The computing device 1400 also includes one or more input or output (“I/O”) devices/interfaces 1408, which are provided to allow a user to provide input to (such as user strokes), receive output from, and otherwise transfer data to and from the computing device 1400. These I/O devices/interfaces 1408 may include a mouse, keypad or a keyboard, a touch screen, camera, optical scanner, network interface, modem, other known I/O devices or a combination of such I/O devices/interfaces 1408. The touch screen may be activated with a writing device or a finger.

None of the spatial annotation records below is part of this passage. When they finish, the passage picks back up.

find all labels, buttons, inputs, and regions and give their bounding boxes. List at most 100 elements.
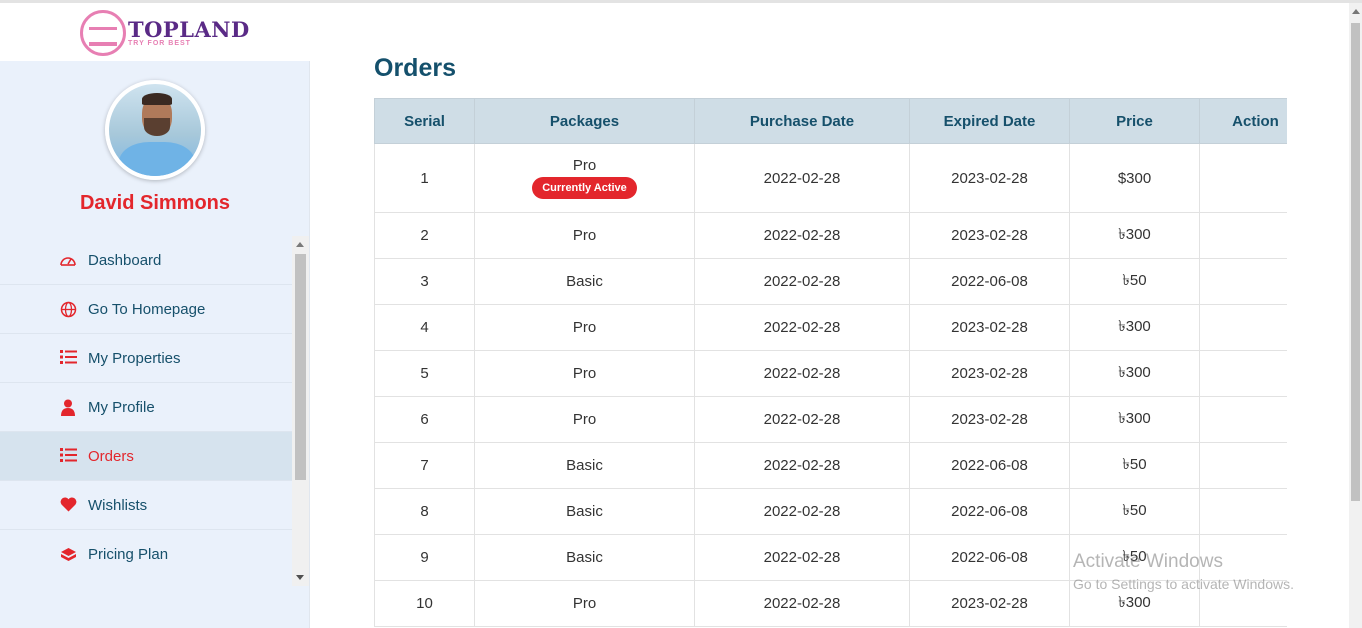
price-cell: ৳300 bbox=[1069, 350, 1200, 397]
price-cell: ৳50 bbox=[1069, 258, 1200, 305]
speedometer-icon bbox=[58, 252, 78, 270]
package-cell: Basic bbox=[474, 488, 695, 535]
logo[interactable]: TOPLAND TRY FOR BEST bbox=[0, 3, 310, 61]
purchase-date-cell: 2022-02-28 bbox=[694, 350, 910, 397]
table-row: 2 Pro 2022-02-28 2023-02-28 ৳300 bbox=[374, 212, 1287, 259]
page-scrollbar[interactable] bbox=[1349, 3, 1362, 628]
column-header-serial: Serial bbox=[374, 98, 475, 144]
package-name: Pro bbox=[572, 227, 597, 244]
package-cell: Pro bbox=[474, 580, 695, 627]
table-row: 8 Basic 2022-02-28 2022-06-08 ৳50 bbox=[374, 488, 1287, 535]
purchase-date-cell: 2022-02-28 bbox=[694, 534, 910, 581]
action-cell bbox=[1199, 304, 1287, 351]
action-cell bbox=[1199, 212, 1287, 259]
serial-cell: 10 bbox=[374, 580, 475, 627]
purchase-date-cell: 2022-02-28 bbox=[694, 442, 910, 489]
expired-date-cell: 2023-02-28 bbox=[909, 304, 1070, 351]
scroll-up-arrow-icon[interactable] bbox=[296, 242, 304, 247]
package-name: Basic bbox=[566, 457, 603, 474]
brand-tagline: TRY FOR BEST bbox=[128, 40, 191, 47]
column-header-action: Action bbox=[1199, 98, 1287, 144]
package-name: Pro bbox=[572, 411, 597, 428]
action-cell bbox=[1199, 258, 1287, 305]
action-cell bbox=[1199, 442, 1287, 489]
table-row: 5 Pro 2022-02-28 2023-02-28 ৳300 bbox=[374, 350, 1287, 397]
expired-date-cell: 2022-06-08 bbox=[909, 258, 1070, 305]
column-header-purchase-date: Purchase Date bbox=[694, 98, 910, 144]
sidebar-item-dashboard[interactable]: Dashboard bbox=[0, 236, 292, 285]
package-cell: Pro bbox=[474, 304, 695, 351]
scroll-thumb[interactable] bbox=[295, 254, 306, 480]
serial-cell: 7 bbox=[374, 442, 475, 489]
price-cell: ৳50 bbox=[1069, 488, 1200, 535]
serial-cell: 1 bbox=[374, 143, 475, 213]
avatar bbox=[105, 80, 205, 180]
expired-date-cell: 2023-02-28 bbox=[909, 212, 1070, 259]
globe-icon bbox=[58, 301, 78, 319]
package-name: Pro bbox=[572, 595, 597, 612]
heart-icon bbox=[58, 497, 78, 515]
package-icon bbox=[58, 546, 78, 564]
package-name: Basic bbox=[566, 549, 603, 566]
serial-cell: 6 bbox=[374, 396, 475, 443]
expired-date-cell: 2023-02-28 bbox=[909, 580, 1070, 627]
status-badge: Currently Active bbox=[532, 177, 637, 199]
scroll-down-arrow-icon[interactable] bbox=[296, 575, 304, 580]
package-cell: Pro Currently Active bbox=[474, 143, 695, 213]
table-row: 3 Basic 2022-02-28 2022-06-08 ৳50 bbox=[374, 258, 1287, 305]
package-name: Basic bbox=[566, 273, 603, 290]
table-row: 7 Basic 2022-02-28 2022-06-08 ৳50 bbox=[374, 442, 1287, 489]
sidebar-item-label: Orders bbox=[88, 447, 134, 465]
purchase-date-cell: 2022-02-28 bbox=[694, 304, 910, 351]
sidebar-item-wishlists[interactable]: Wishlists bbox=[0, 481, 292, 530]
sidebar-menu: Dashboard Go To Homepage My Properties M… bbox=[0, 236, 292, 578]
purchase-date-cell: 2022-02-28 bbox=[694, 488, 910, 535]
purchase-date-cell: 2022-02-28 bbox=[694, 580, 910, 627]
table-row: 4 Pro 2022-02-28 2023-02-28 ৳300 bbox=[374, 304, 1287, 351]
list-icon bbox=[58, 350, 78, 368]
price-cell: $300 bbox=[1069, 143, 1200, 213]
action-cell bbox=[1199, 350, 1287, 397]
price-cell: ৳300 bbox=[1069, 396, 1200, 443]
package-cell: Basic bbox=[474, 442, 695, 489]
column-header-packages: Packages bbox=[474, 98, 695, 144]
scroll-thumb[interactable] bbox=[1351, 23, 1360, 501]
sidebar-item-orders[interactable]: Orders bbox=[0, 432, 292, 481]
logo-mark-icon bbox=[80, 10, 126, 56]
expired-date-cell: 2022-06-08 bbox=[909, 534, 1070, 581]
page-title: Orders bbox=[374, 54, 456, 82]
sidebar-item-label: Pricing Plan bbox=[88, 545, 169, 563]
orders-table-container: Serial Packages Purchase Date Expired Da… bbox=[374, 98, 1287, 628]
package-cell: Basic bbox=[474, 258, 695, 305]
expired-date-cell: 2023-02-28 bbox=[909, 396, 1070, 443]
column-header-price: Price bbox=[1069, 98, 1200, 144]
sidebar-item-my-properties[interactable]: My Properties bbox=[0, 334, 292, 383]
table-header-row: Serial Packages Purchase Date Expired Da… bbox=[374, 98, 1287, 144]
action-cell bbox=[1199, 396, 1287, 443]
package-cell: Pro bbox=[474, 212, 695, 259]
expired-date-cell: 2023-02-28 bbox=[909, 143, 1070, 213]
scroll-up-arrow-icon[interactable] bbox=[1352, 9, 1360, 14]
sidebar-item-pricing-plan[interactable]: Pricing Plan bbox=[0, 530, 292, 578]
serial-cell: 4 bbox=[374, 304, 475, 351]
sidebar-scrollbar[interactable] bbox=[292, 236, 309, 586]
brand-name: TOPLAND bbox=[128, 17, 250, 42]
purchase-date-cell: 2022-02-28 bbox=[694, 212, 910, 259]
watermark-subtitle: Go to Settings to activate Windows. bbox=[1073, 576, 1294, 592]
package-cell: Pro bbox=[474, 350, 695, 397]
package-name: Pro bbox=[572, 319, 597, 336]
column-header-expired-date: Expired Date bbox=[909, 98, 1070, 144]
sidebar-item-label: Wishlists bbox=[88, 496, 148, 514]
package-name: Basic bbox=[566, 503, 603, 520]
purchase-date-cell: 2022-02-28 bbox=[694, 396, 910, 443]
purchase-date-cell: 2022-02-28 bbox=[694, 258, 910, 305]
sidebar-item-label: Go To Homepage bbox=[88, 300, 206, 318]
sidebar-item-label: My Properties bbox=[88, 349, 181, 367]
table-row: 6 Pro 2022-02-28 2023-02-28 ৳300 bbox=[374, 396, 1287, 443]
sidebar-item-homepage[interactable]: Go To Homepage bbox=[0, 285, 292, 334]
table-row: 1 Pro Currently Active 2022-02-28 2023-02-28… bbox=[374, 143, 1287, 213]
user-icon bbox=[58, 399, 78, 417]
serial-cell: 9 bbox=[374, 534, 475, 581]
action-cell bbox=[1199, 143, 1287, 213]
sidebar-item-my-profile[interactable]: My Profile bbox=[0, 383, 292, 432]
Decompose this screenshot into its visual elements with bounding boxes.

The I/O devices/interfaces 1408 may include one or more devices for presenting output to a user, including, but not limited to, a graphics engine, a display (e.g., a display screen), one or more output drivers (e.g., display drivers), one or more audio speakers, and one or more audio drivers. In certain embodiments, devices/interfaces 1408 is configured to provide graphical data to a display for presentation to a user. The graphical data may be representative of one or more graphical user interfaces and/or any other graphical content as may serve a particular implementation.
The computing device 1400 can further include a communication interface 1410. The communication interface 1410 can include hardware, software, or both. The communication interface 1410 can provide one or more interfaces for communication (such as, for example, packet-based communication) between the computing device and one or more other computing devices 1400 or one or more networks. As an example, and not by way of limitation, communication interface 1410 may include a network interface controller (NIC) or network adapter for communicating with an Ethernet or other wire-based network or a wireless NIC (WNIC) or wireless adapter for communicating with a wireless network, such as a WI-FI. The computing device 1400 can further include a bus 1412. The bus 1412 can comprise hardware, software, or both that couples components of computing device 1400 to each other.

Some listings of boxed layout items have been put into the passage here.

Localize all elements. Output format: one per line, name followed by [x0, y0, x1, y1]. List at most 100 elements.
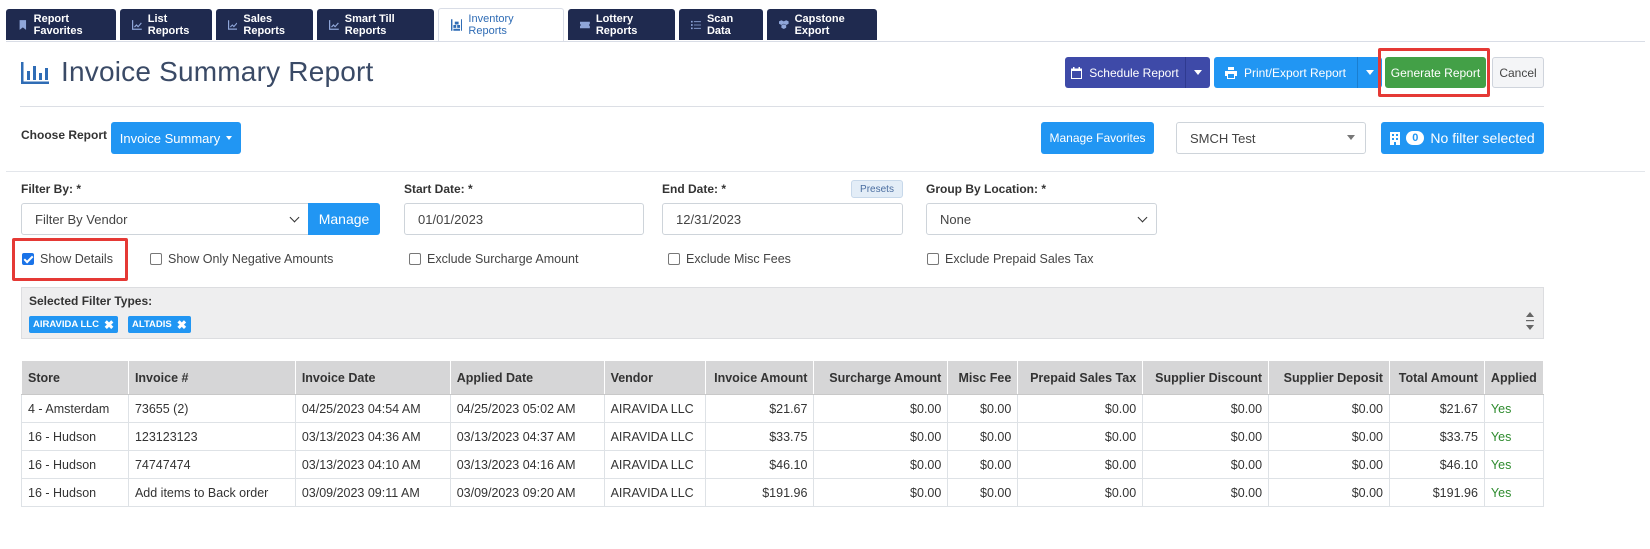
- misc-fee-cell: $0.00: [947, 394, 1019, 423]
- ticket-icon: [580, 21, 590, 28]
- column-header[interactable]: Misc Fee: [947, 360, 1019, 395]
- show-details-checkbox[interactable]: Show Details: [22, 252, 113, 266]
- invoice-amount-cell: $21.67: [704, 394, 815, 423]
- building-icon: [1390, 131, 1401, 145]
- table-row[interactable]: 16 - Hudson 123123123 03/13/2023 04:36 A…: [21, 422, 1545, 451]
- supplier-deposit-cell: $0.00: [1268, 422, 1390, 451]
- vendor-cell: AIRAVIDA LLC: [603, 478, 706, 507]
- tab-inventory-reports[interactable]: Inventory Reports: [438, 8, 564, 41]
- start-date-value: 01/01/2023: [418, 211, 484, 227]
- location-filter-button[interactable]: 0 No filter selected: [1381, 122, 1544, 154]
- vendor-cell: AIRAVIDA LLC: [603, 394, 706, 423]
- column-header[interactable]: Vendor: [603, 360, 706, 395]
- supplier-deposit-cell: $0.00: [1268, 394, 1390, 423]
- column-header[interactable]: Invoice Amount: [704, 360, 815, 395]
- supplier-discount-cell: $0.00: [1142, 422, 1270, 451]
- cancel-button[interactable]: Cancel: [1492, 57, 1544, 88]
- start-date-label: Start Date: *: [404, 182, 473, 196]
- filter-chip[interactable]: AIRAVIDA LLC ✖: [29, 316, 119, 333]
- table-row[interactable]: 16 - Hudson 74747474 03/13/2023 04:10 AM…: [21, 450, 1545, 479]
- applied-cell: Yes: [1483, 478, 1545, 507]
- column-header[interactable]: Applied: [1483, 360, 1545, 395]
- tab-label: Inventory Reports: [468, 13, 514, 37]
- invoice-amount-cell: $46.10: [704, 450, 815, 479]
- invoice-number-cell: 74747474: [127, 450, 296, 479]
- checkbox-label: Exclude Surcharge Amount: [427, 252, 579, 266]
- close-icon[interactable]: ✖: [104, 319, 114, 331]
- store-cell: 16 - Hudson: [21, 422, 129, 451]
- checkbox-unchecked[interactable]: [668, 253, 680, 265]
- tab-lottery-reports[interactable]: Lottery Reports: [568, 9, 675, 40]
- tab-capstone-export[interactable]: Capstone Export: [767, 9, 877, 40]
- show-negative-checkbox[interactable]: Show Only Negative Amounts: [150, 252, 333, 266]
- schedule-report-dropdown-button[interactable]: [1185, 57, 1210, 88]
- close-icon[interactable]: ✖: [177, 319, 187, 331]
- chip-label: ALTADIS: [132, 319, 172, 330]
- page-title: Invoice Summary Report: [61, 56, 374, 87]
- bar-chart-icon: [21, 62, 49, 84]
- column-header[interactable]: Supplier Discount: [1142, 360, 1270, 395]
- prepaid-sales-tax-cell: $0.00: [1017, 478, 1144, 507]
- column-header[interactable]: Surcharge Amount: [813, 360, 949, 395]
- manage-filter-button[interactable]: Manage: [308, 203, 380, 235]
- prepaid-sales-tax-cell: $0.00: [1017, 422, 1144, 451]
- tab-sales-reports[interactable]: Sales Reports: [216, 9, 313, 40]
- store-select[interactable]: SMCH Test: [1176, 122, 1366, 154]
- report-type-dropdown[interactable]: Invoice Summary: [111, 122, 241, 154]
- misc-fee-cell: $0.00: [947, 422, 1019, 451]
- store-cell: 4 - Amsterdam: [21, 394, 129, 423]
- group-by-value: None: [940, 211, 972, 227]
- end-date-input[interactable]: 12/31/2023: [662, 203, 903, 235]
- checkbox-unchecked[interactable]: [409, 253, 421, 265]
- schedule-report-label: Schedule Report: [1089, 65, 1179, 80]
- tab-list-reports[interactable]: List Reports: [120, 9, 212, 40]
- report-tabs: Report Favorites List Reports Sales Repo…: [6, 8, 877, 41]
- column-header[interactable]: Applied Date: [449, 360, 605, 395]
- filter-by-select[interactable]: Filter By Vendor: [21, 203, 309, 235]
- tab-smart-till-reports[interactable]: Smart Till Reports: [317, 9, 434, 40]
- column-header[interactable]: Invoice #: [127, 360, 296, 395]
- chevron-down-icon: [1137, 212, 1148, 223]
- warehouse-icon: [451, 19, 463, 31]
- column-header[interactable]: Invoice Date: [294, 360, 451, 395]
- schedule-report-button[interactable]: Schedule Report: [1065, 57, 1185, 88]
- column-header[interactable]: Supplier Deposit: [1268, 360, 1390, 395]
- applied-cell: Yes: [1483, 422, 1545, 451]
- generate-report-button[interactable]: Generate Report: [1385, 57, 1486, 88]
- supplier-discount-cell: $0.00: [1142, 394, 1270, 423]
- filter-chip[interactable]: ALTADIS ✖: [128, 316, 191, 333]
- tab-label: Report Favorites: [33, 12, 83, 37]
- surcharge-amount-cell: $0.00: [813, 394, 949, 423]
- applied-cell: Yes: [1483, 450, 1545, 479]
- table-row[interactable]: 16 - Hudson Add items to Back order 03/0…: [21, 478, 1545, 507]
- presets-button[interactable]: Presets: [851, 180, 903, 198]
- table-header-row: Store Invoice # Invoice Date Applied Dat…: [21, 360, 1545, 395]
- tab-scan-data[interactable]: Scan Data: [679, 9, 763, 40]
- invoice-date-cell: 04/25/2023 04:54 AM: [294, 394, 451, 423]
- checkbox-unchecked[interactable]: [150, 253, 162, 265]
- tab-report-favorites[interactable]: Report Favorites: [6, 9, 116, 40]
- chip-label: AIRAVIDA LLC: [33, 319, 99, 330]
- checkbox-unchecked[interactable]: [927, 253, 939, 265]
- manage-favorites-button[interactable]: Manage Favorites: [1041, 122, 1154, 154]
- checkbox-checked[interactable]: [22, 253, 34, 265]
- total-amount-cell: $21.67: [1388, 394, 1485, 423]
- exclude-prepaid-tax-checkbox[interactable]: Exclude Prepaid Sales Tax: [927, 252, 1093, 266]
- exclude-misc-fees-checkbox[interactable]: Exclude Misc Fees: [668, 252, 791, 266]
- resize-icon[interactable]: [1525, 312, 1535, 330]
- supplier-discount-cell: $0.00: [1142, 450, 1270, 479]
- group-by-select[interactable]: None: [926, 203, 1157, 235]
- applied-cell: Yes: [1483, 394, 1545, 423]
- selected-filters-label: Selected Filter Types:: [29, 294, 153, 308]
- vendor-cell: AIRAVIDA LLC: [603, 422, 706, 451]
- print-export-button[interactable]: Print/Export Report: [1214, 57, 1357, 88]
- misc-fee-cell: $0.00: [947, 450, 1019, 479]
- applied-date-cell: 03/09/2023 09:20 AM: [449, 478, 605, 507]
- tab-label: List Reports: [147, 12, 190, 37]
- start-date-input[interactable]: 01/01/2023: [404, 203, 644, 235]
- column-header[interactable]: Prepaid Sales Tax: [1017, 360, 1144, 395]
- column-header[interactable]: Total Amount: [1388, 360, 1485, 395]
- exclude-surcharge-checkbox[interactable]: Exclude Surcharge Amount: [409, 252, 578, 266]
- table-row[interactable]: 4 - Amsterdam 73655 (2) 04/25/2023 04:54…: [21, 394, 1545, 423]
- column-header[interactable]: Store: [21, 360, 129, 395]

In the foregoing specification, the invention has been described with reference to specific example embodiments thereof. Various embodiments and aspects of the invention(s) are described with reference to details discussed herein, and the accompanying drawings illustrate the various embodiments. The description above and drawings are illustrative of the invention and are not to be construed as limiting the invention. Numerous specific details are described to provide a thorough understanding of various embodiments of the present invention.
The present invention may be embodied in other specific forms without departing from its spirit or essential characteristics. The described embodiments are to be considered in all respects only as illustrative and not restrictive. For example, the methods described herein may be performed with less or more steps/acts or the steps/acts may be performed in differing orders. Additionally, the steps/acts described herein may be repeated or performed in parallel with one another or in parallel with different instances of the same or similar steps/acts. The scope of the invention is, therefore, indicated by the appended claims rather than by the foregoing description. All changes that come within the meaning and range of equivalency of the claims are to be embraced within their scope.